Last year we saw a dramatic increase in bans, card requirements and restrictions Away games banned in Serie A (for some fans even for two months, the fall of Rome and Naples) through series B, C, D to excellence and the Italian Cup – A few months ago, after another ban on away fans, in this case Potenza, it was the home team Juventus Stabia to express “its regret at these repeated and ongoing travel bans affecting fans». What can I say, it will be the aftermath of lockdowns and travel bans, where everything worked perfectly for our hard-working public policy managers.

There is tired rhetoric in all of thisImportance of fans and perhaps in empty stadiums, regularly repeated by the presidents of Serie A, Serie B or Lega Pro.

The first to remain silent in the face of similar repressive initiatives, which has now become a habit and is done in the simplest of ways do not have to prevent and manage public order. What is happening, among other things, all over Europe, so much so that even UEFA has made it clear on several occasions: If you are unable to ensure public order, you cannot organize sporting events.

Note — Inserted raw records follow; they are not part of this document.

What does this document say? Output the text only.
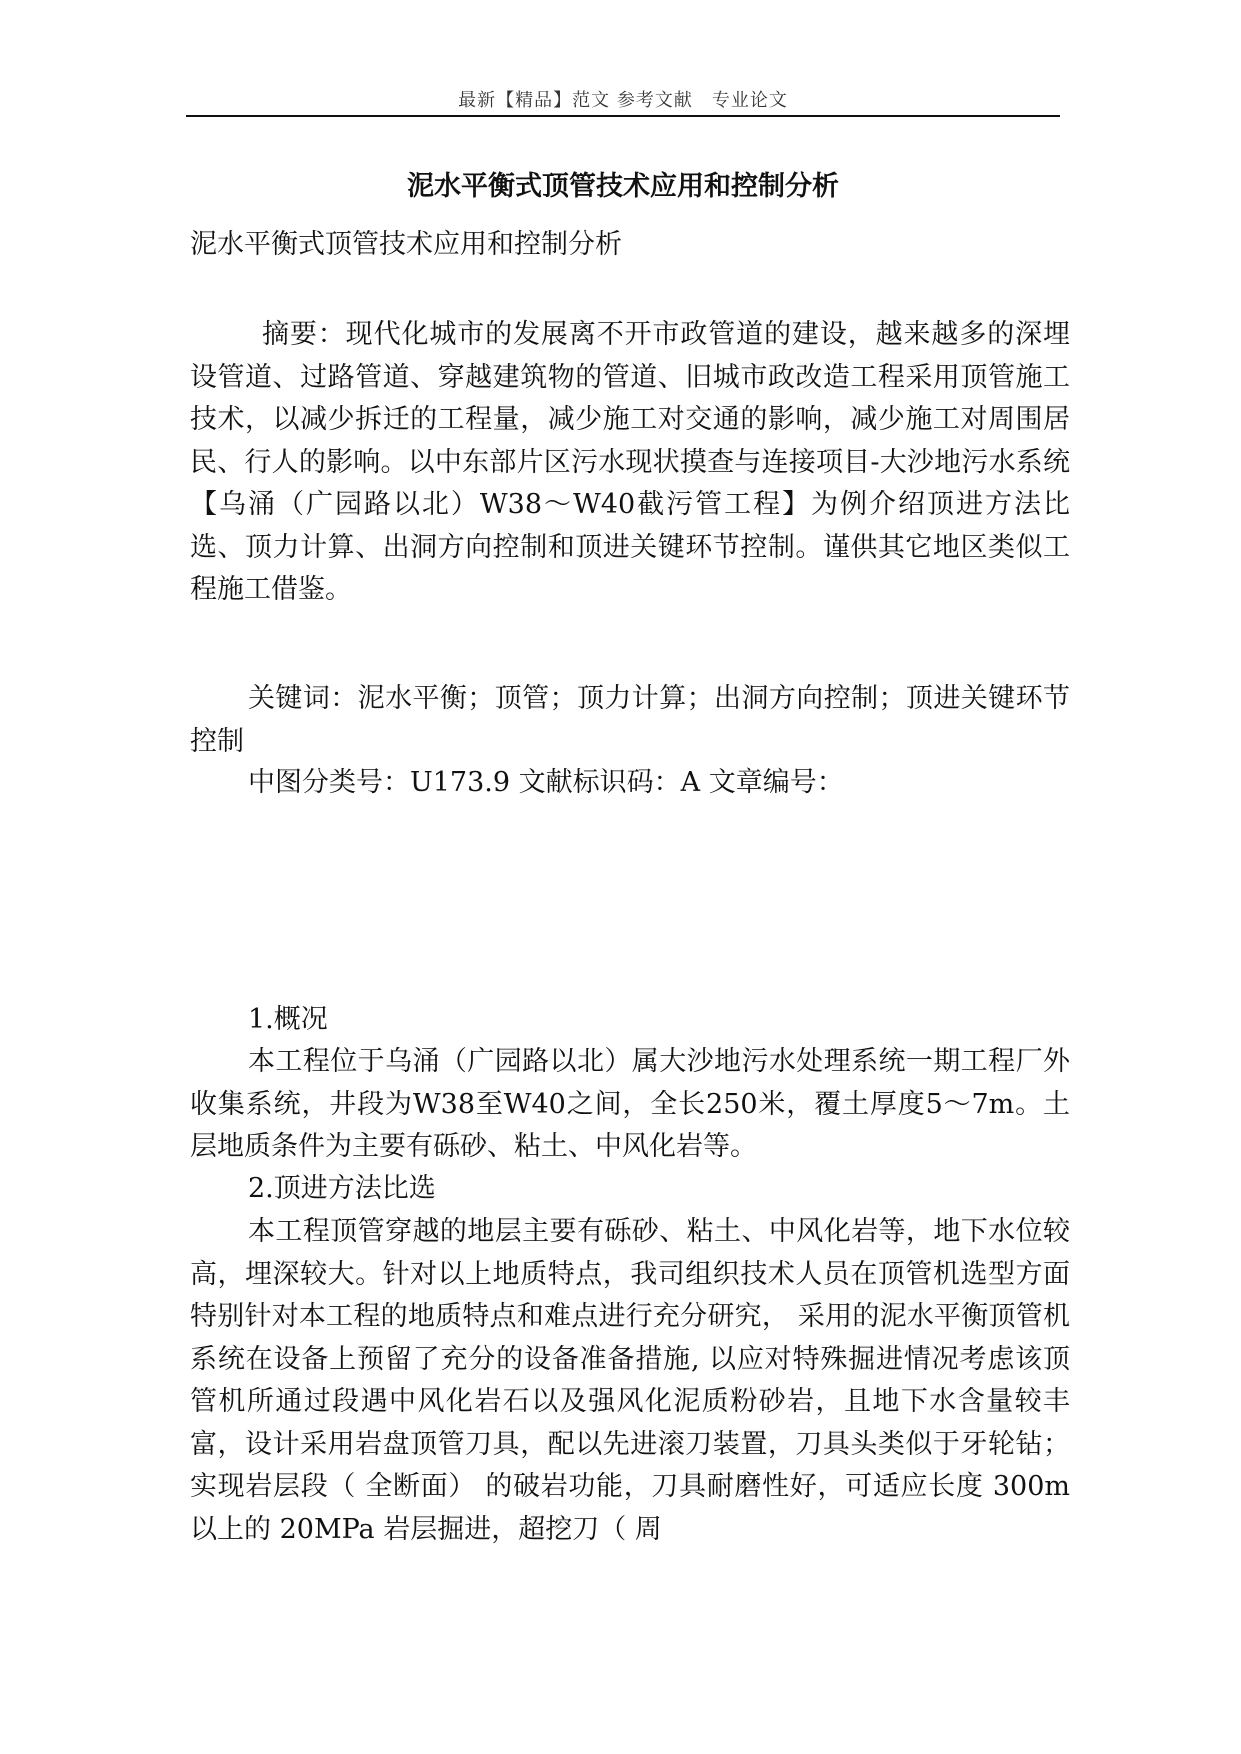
最新【精品】范文 参考文献　专业论文
泥水平衡式顶管技术应用和控制分析

泥水平衡式顶管技术应用和控制分析

摘要：现代化城市的发展离不开市政管道的建设，越来越多的深埋设管道、过路管道、穿越建筑物的管道、旧城市政改造工程采用顶管施工技术，以减少拆迁的工程量，减少施工对交通的影响，减少施工对周围居民、行人的影响。以中东部片区污水现状摸查与连接项目-大沙地污水系统【乌涌（广园路以北）W38～W40截污管工程】为例介绍顶进方法比选、顶力计算、出洞方向控制和顶进关键环节控制。谨供其它地区类似工程施工借鉴。

关键词：泥水平衡；顶管；顶力计算；出洞方向控制；顶进关键环节控制

中图分类号：U173.9 文献标识码：A 文章编号：

1.概况

本工程位于乌涌（广园路以北）属大沙地污水处理系统一期工程厂外收集系统，井段为W38至W40之间，全长250米，覆土厚度5～7m。土层地质条件为主要有砾砂、粘土、中风化岩等。

2.顶进方法比选

本工程顶管穿越的地层主要有砾砂、粘土、中风化岩等，地下水位较高，埋深较大。针对以上地质特点，我司组织技术人员在顶管机选型方面特别针对本工程的地质特点和难点进行充分研究， 采用的泥水平衡顶管机系统在设备上预留了充分的设备准备措施, 以应对特殊掘进情况考虑该顶管机所通过段遇中风化岩石以及强风化泥质粉砂岩，且地下水含量较丰富，设计采用岩盘顶管刀具，配以先进滚刀装置，刀具头类似于牙轮钻；实现岩层段（ 全断面） 的破岩功能，刀具耐磨性好，可适应长度 300m 以上的 20MPa 岩层掘进，超挖刀（ 周
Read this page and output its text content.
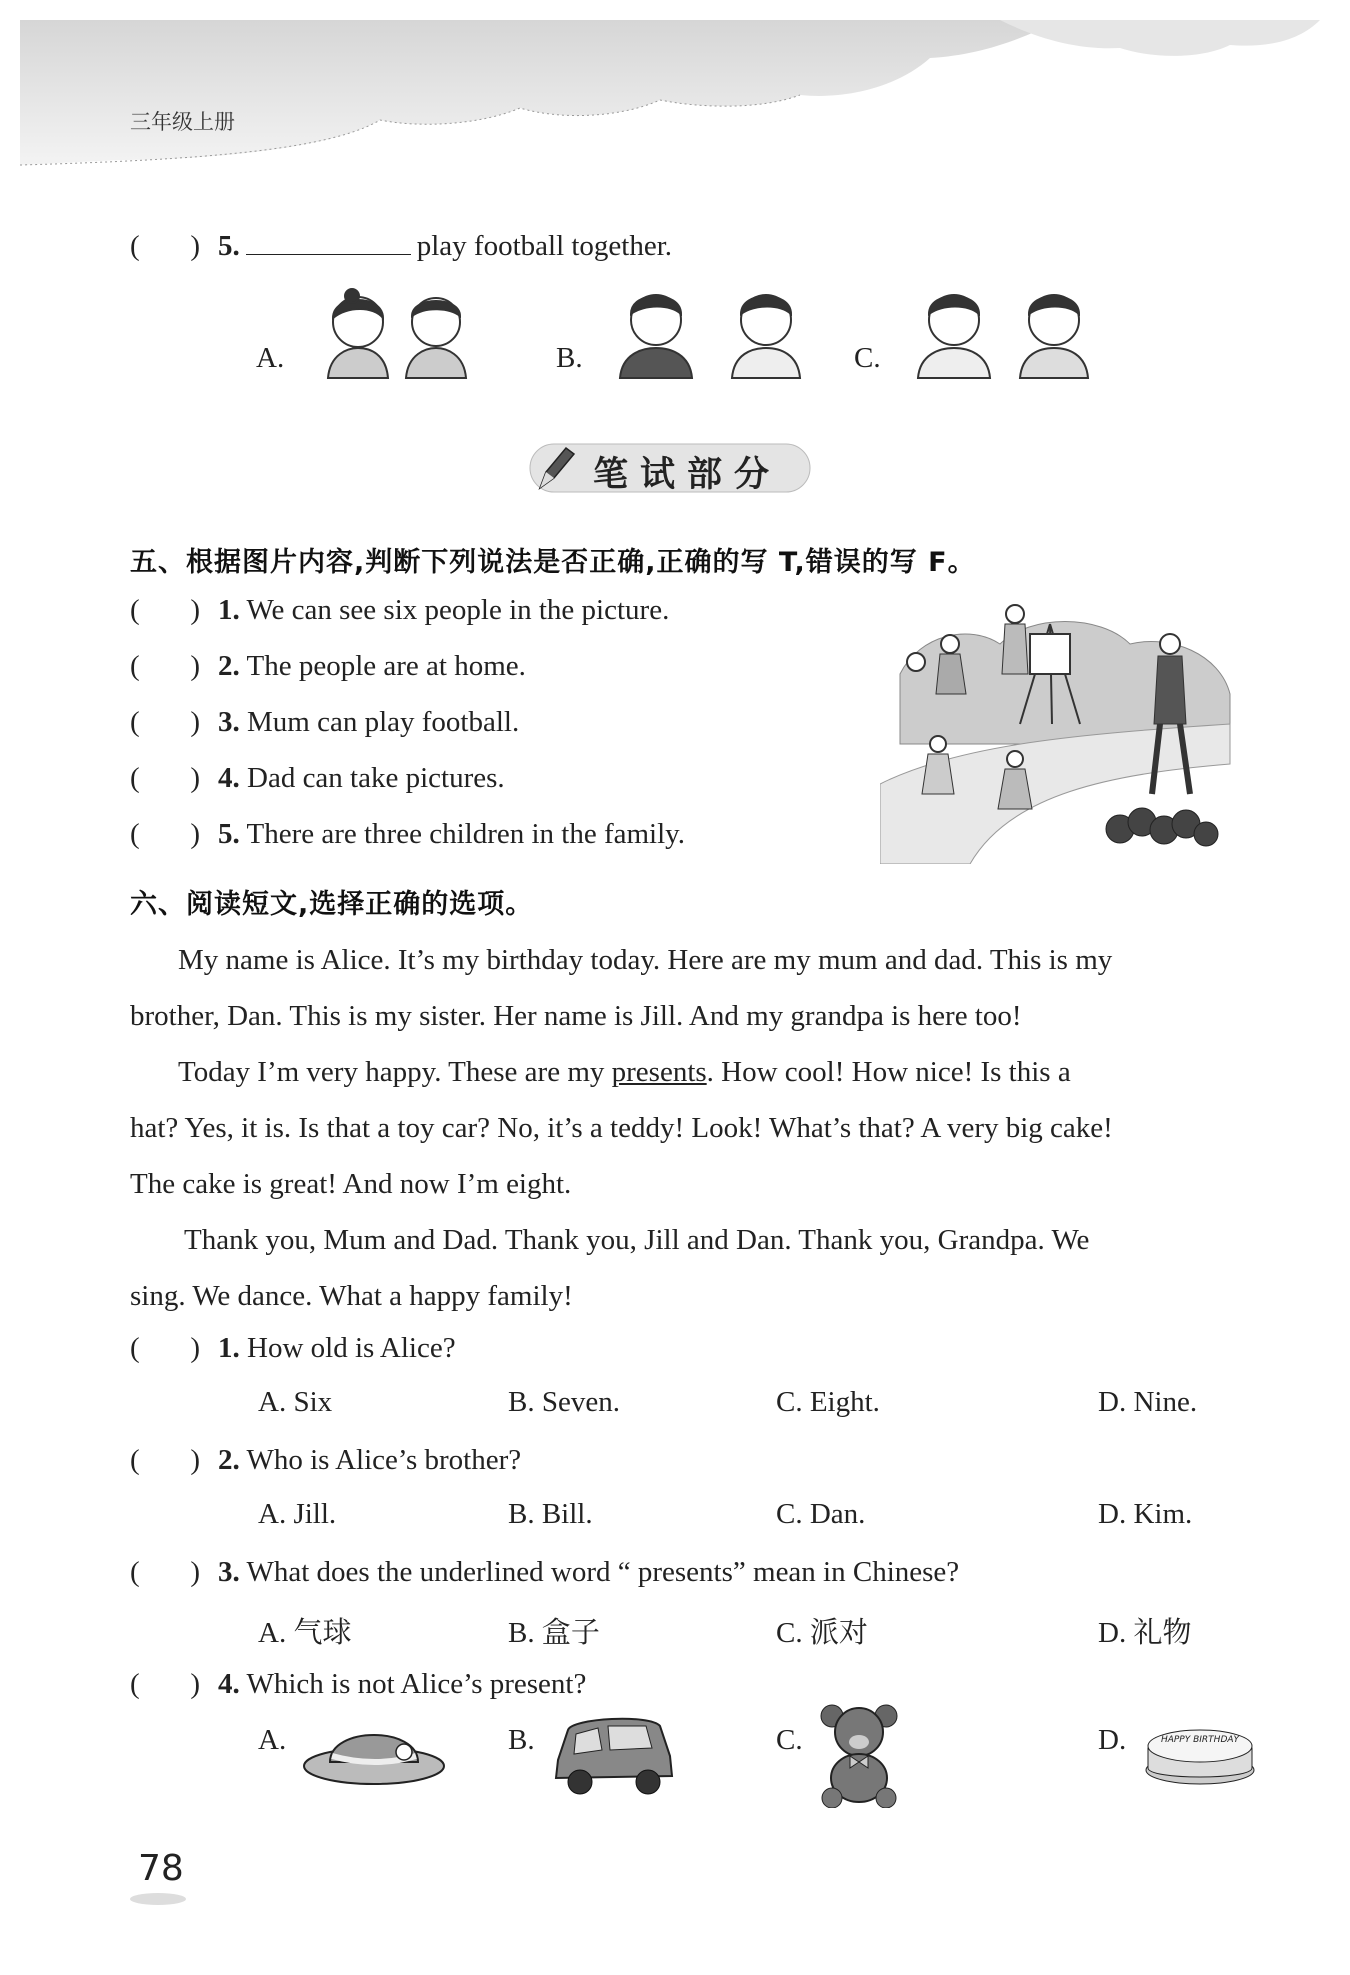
三年级上册
(       ) 5.	play football together.
A.	B.	C.
笔试部分
五、根据图片内容,判断下列说法是否正确,正确的写 T,错误的写 F。
(       ) 1. We can see six people in the picture.
(       ) 2. The people are at home.
(       ) 3. Mum can play football.
(       ) 4. Dad can take pictures.
(       ) 5. There are three children in the family.
六、阅读短文,选择正确的选项。
My name is Alice. It’s my birthday today. Here are my mum and dad. This is my
brother, Dan. This is my sister. Her name is Jill. And my grandpa is here too!
Today I’m very happy. These are my presents. How cool! How nice! Is this a
hat? Yes, it is. Is that a toy car? No, it’s a teddy! Look! What’s that? A very big cake!
The cake is great! And now I’m eight.
Thank you, Mum and Dad. Thank you, Jill and Dan. Thank you, Grandpa. We
sing. We dance. What a happy family!
(       ) 1. How old is Alice?
A. Six	B. Seven.	C. Eight.	D. Nine.
(       ) 2. Who is Alice’s brother?
A. Jill.	B. Bill.	C. Dan.	D. Kim.
(       ) 3. What does the underlined word “ presents” mean in Chinese?
A. 气球	B. 盒子	C. 派对	D. 礼物
(       ) 4. Which is not Alice’s present?
A.	B.	C.	D.	HAPPY BIRTHDAY
78
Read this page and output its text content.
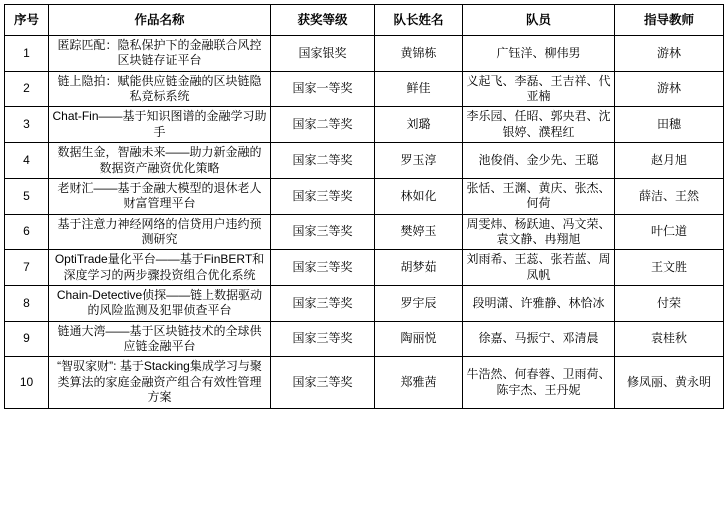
序号	作品名称	获奖等级	队长姓名	队员	指导教师
1	匿踪匹配：隐私保护下的金融联合风控区块链存证平台	国家银奖	黄锦栋	广钰洋、柳伟男	游林
2	链上隐拍：赋能供应链金融的区块链隐私竞标系统	国家一等奖	鲜佳	义起飞、李磊、王吉祥、代亚楠	游林
3	Chat-Fin——基于知识图谱的金融学习助手	国家二等奖	刘璐	李乐园、任昭、郭央君、沈银婷、濮程红	田穗
4	数据生金，智融未来——助力新金融的数据资产融资优化策略	国家二等奖	罗玉淳	池俊俏、金少先、王聪	赵月旭
5	老财汇——基于金融大模型的退休老人财富管理平台	国家三等奖	林如化	张恬、王渊、黄庆、张杰、何荷	薛洁、王然
6	基于注意力神经网络的信贷用户违约预测研究	国家三等奖	樊婷玉	周雯炜、杨跃迪、冯文荣、袁文静、冉翔旭	叶仁道
7	OptiTrade量化平台——基于FinBERT和深度学习的两步骤投资组合优化系统	国家三等奖	胡梦茹	刘雨希、王蕊、张若蓝、周凤帆	王文胜
8	Chain-Detective侦探——链上数据驱动的风险监测及犯罪侦查平台	国家三等奖	罗宇辰	段明潇、许雅静、林恰冰	付荣
9	链通大湾——基于区块链技术的全球供应链金融平台	国家三等奖	陶丽悦	徐嘉、马振宁、邓清晨	袁桂秋
10	“智驭家财”: 基于Stacking集成学习与聚类算法的家庭金融资产组合有效性管理方案	国家三等奖	郑雅茜	牛浩然、何春蓉、卫雨荷、陈宇杰、王丹妮	修凤丽、黄永明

And so we also ask ourselves: as Italy will dohave now completely settled for the comfortable ban guidelines, so much so that they are being implemented in domestic football every week on time to cope with the influx of thousands of fans from across the continent for the local Europeans? How can we control them if we can’t get a few hundred fans to the away stadium every weekend? We look forward to seeing if anyone wants to respond to us.